For the first time in years I went to the Kentucky Chess Association website to read about the death, bringing back memories of some of those writing on the forum. Nothing better exemplifies why Steve Dillard was known as ‘Mr. Kentucky Chess’ than this:

“Steve paid for my first membership and encouraged me to get involved with KCA politics. He believed that I could be a positive figure in that process. The last time I spoke to him I was worried that my chess play would suffer because of my KCA board involvement. He reassured me that I could still achieve my master rating while being president.

Without Steve I wouldn’t know anyone on this thread. I probably wouldn’t even be involved in chess if Steve hadn’t left that chess club flyer at my second job in 2002. It’s funny how things turn out sometimes.

This is truly a sad day in chess.

R.I.P Steve. You will be missed.

Randas Burns

KCA President”
(http://kcachess.webs.com/apps/forums/topics/show/13151200-steve-dillard-has-passed?page=1)

In an article on the USCF website, Chess Community Loses Great Ambassador, Steve Dillard, Frank Niro writes, “He was known for his “Steve Dillard rule” where he allowed players to deduct five minutes from their clocks and not keep score, as a way to encourage new players.” (http://www.uschess.org/content/view/12989/806/)
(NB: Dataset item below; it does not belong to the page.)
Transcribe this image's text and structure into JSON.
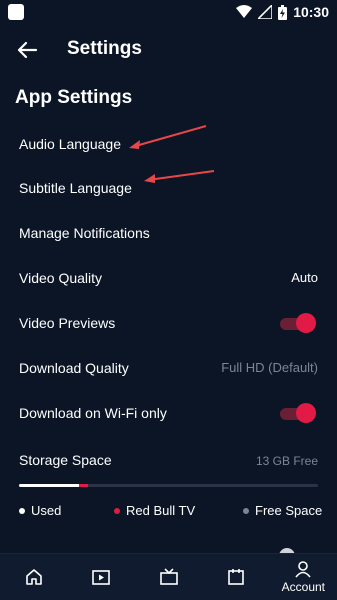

The rule transmogrified into any player being able to deduct five minutes from their clocks and not keep score , in contravention to USCF rules, but the chess community allowed it because of the stature held by Steve Dillard. Few reach a point when they are above the rules, but Steve Dillard had obviously reached that point in USCF. Steve had as much gravitas in the chess community as anyone has ever had in any local chess community. Steve Dillard was, first and foremost, a chess player. It is said that, “Nature abhors a vacuum.” From some of the comments on the Chess Affiliate thread concerning “threats and accusations” it is obvious the internecine war in Kentucky chess has begun, and this before Steve has been laid to rest. From what little I know about Steve Dillard it is obvious he would be appalled at some of what has been written. We can only hope the chess community in Derby City can use this tragic event to come together, not pull apart. Before they write, say, or do anything, they could ask, “What would Steve do?”

My condolences to the family, and the Kentucky chess family, of Steve Dillard. May he rest in peace.